Sources from the French Huguenot settlement of Fort Caroline, established in 1564, record a chief named "Houstaqua", whose name is probably a variant of Yustaga. The French understood that Houstaqua and his neighbor, Onatheaqua (probably a chief of the Northern Utina), lived to the east of the Apalachee. However, they thought they lived near gold-bearing mountains (the Appalachian Mountains, which the Europeans thought extended into the Apalachee Province). French soldiers visited the Yustaga on two occasions, exchanging gifts with the chief and sojourning among his people for several months. The French reports credited Houstaqua with 3000 to 4000 warriors.

==Mission era==
The Spanish, who displaced the French from Florida in 1565, established a system of missions to convert the natives to Christianity. Unlike most Timucua groups, who generally requested missionaries from the Spanish of their own volition, the Yustaga actively resisted Spanish missionary efforts. Spanish records indicate that the paramount chief of the Yustaga consistently refused to allow missionaries to even enter his territory until the 1620s, over twenty years after missionization had begun among the Northern Utina and other interior groups.

Around 1623 the chief of Cotocochuni, probably the main village of the Yustaga regional chiefdom, finally consented to two friars entering his territory, though he forbade his subjects from getting baptized or providing the missionaries with food. Eventually, however, both the chief and his daughter converted to Christianity, and the conversion of the Yustaga proceeded quickly thereafter. Mission San Pedro de Potohiriba was established at Cotocochuni, and over time missions were built at the main villages of the other local chiefdoms. This project, which established Yustaga as a province of the Spanish mission system, was the most significant of its kind in the early 17th century.

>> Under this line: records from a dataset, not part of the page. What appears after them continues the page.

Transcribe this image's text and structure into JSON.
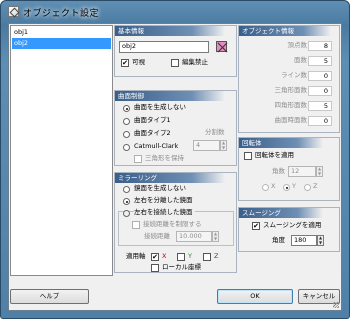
{
  "window": {
    "title": "オブジェクト設定"
  },
  "object_list": {
    "items": [
      "obj1",
      "obj2"
    ],
    "selected_index": 1
  },
  "basic": {
    "header": "基本情報",
    "name_value": "obj2",
    "color": "#e48bc0",
    "visible_label": "可視",
    "visible_checked": true,
    "lock_label": "編集禁止",
    "lock_checked": false
  },
  "surface": {
    "header": "曲面制御",
    "options": [
      "曲面を生成しない",
      "曲面タイプ1",
      "曲面タイプ2",
      "Catmull-Clark"
    ],
    "selected_index": 0,
    "divisions_label": "分割数",
    "divisions_value": "4",
    "keep_triangle_label": "三角形を保持"
  },
  "mirror": {
    "header": "ミラーリング",
    "options": [
      "鏡面を生成しない",
      "左右を分離した鏡面",
      "左右を接続した鏡面"
    ],
    "selected_index": 1,
    "limit_distance_label": "接続距離を制限する",
    "distance_label": "接続距離",
    "distance_value": "10.000",
    "axis_label": "適用軸",
    "axis_x": "X",
    "axis_y": "Y",
    "axis_z": "Z",
    "axis_x_checked": true,
    "local_label": "ローカル座標"
  },
  "info": {
    "header": "オブジェクト情報",
    "rows": [
      {
        "label": "頂点数",
        "value": "8"
      },
      {
        "label": "面数",
        "value": "5"
      },
      {
        "label": "ライン数",
        "value": "0"
      },
      {
        "label": "三角形面数",
        "value": "0"
      },
      {
        "label": "四角形面数",
        "value": "5"
      },
      {
        "label": "曲面時面数",
        "value": "0"
      }
    ]
  },
  "lathe": {
    "header": "回転体",
    "use_label": "回転体を適用",
    "segments_label": "角数",
    "segments_value": "12",
    "axes": [
      "X",
      "Y",
      "Z"
    ],
    "selected_axis": "Y"
  },
  "smoothing": {
    "header": "スムージング",
    "use_label": "スムージングを適用",
    "use_checked": true,
    "angle_label": "角度",
    "angle_value": "180"
  },
  "footer": {
    "help": "ヘルプ",
    "ok": "OK",
    "cancel": "キャンセル"
  }
}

Having much less frequent contact with the Europeans and the diseases they introduced, the Yustaga maintained stable population levels later than any other Timucua group. At the start of the mission period the Yustaga Province was by far the most populous, having an estimated 12,000 inhabitants, compared to only 7,500 in the Timucua Province, which at that time included the Northern Utina as well as the Potano and other groups.

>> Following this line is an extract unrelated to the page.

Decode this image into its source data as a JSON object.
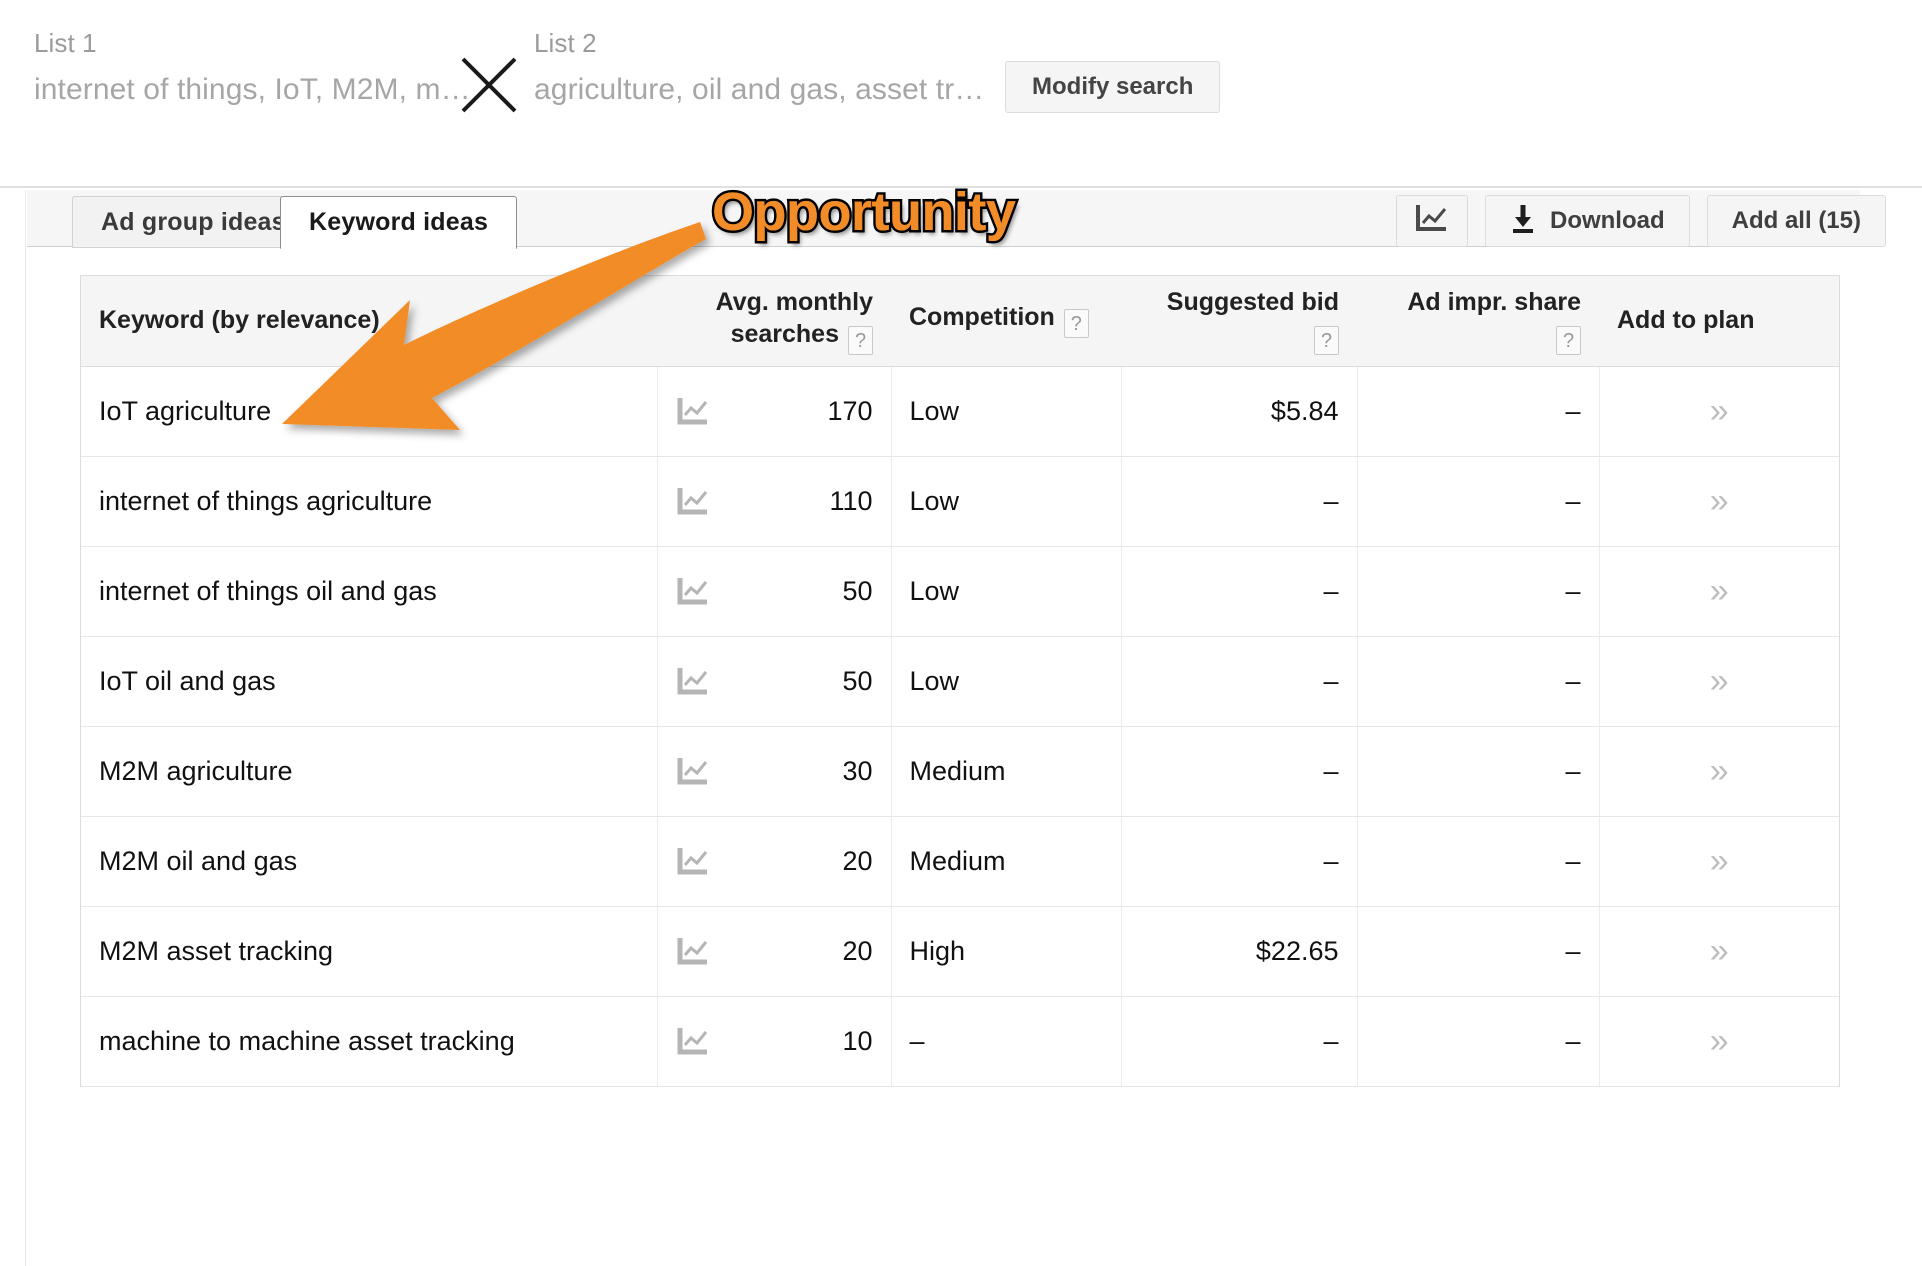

The Yustaga played what is often called the "Apalachee ball game." A missionary wrote an account of the Yustaga ball game in 1630. He indicated that the game was played with 50 or even 100 players on a team, and that large crowds would gather to watch the games. While the Apalachee yielded to missionary pressure and stopped playing the game in 1677, the Yustaga refused to do so, insisting that their version of the game did not have the moral problems of the Apalachee version. The game continued to be played by the Yustaga into the 1680s.

The Western Timucua groups, the Potano, Northern Utina and Yustaga, rebelled against Spanish authority in 1656. Lúcas Menéndez, chief of San Martín de Ayacutu, and paramount chief of the Northern Utina, and Diego, chief of Potohiriba, and most powerful of the Yustaga chiefs, led the revolt. Potohiriba was the principal meeting place for the rebels. The rebels killed several Spaniards, a Mexican and some African slaves, but no missionaries. The chiefs of Machaba and Potohiriba were among the rebel leaders captured by the Spanish, and were executed for their roles in the rebellion.

Four missions are known to have been still in use in 1688: Mission San Pedro y San Pablo de Potohiriba, Santa Elena de Machaba, San Miguel de Asile and San Matheo de Tolapatafi (San Miguel de Asile may have been an Apalachee mission). There were 330 families living at the four missions in 1689. Raids by English colonists in the Province of Carolina and their native allies in 1704 and the years following destroyed the missions in Yustaga.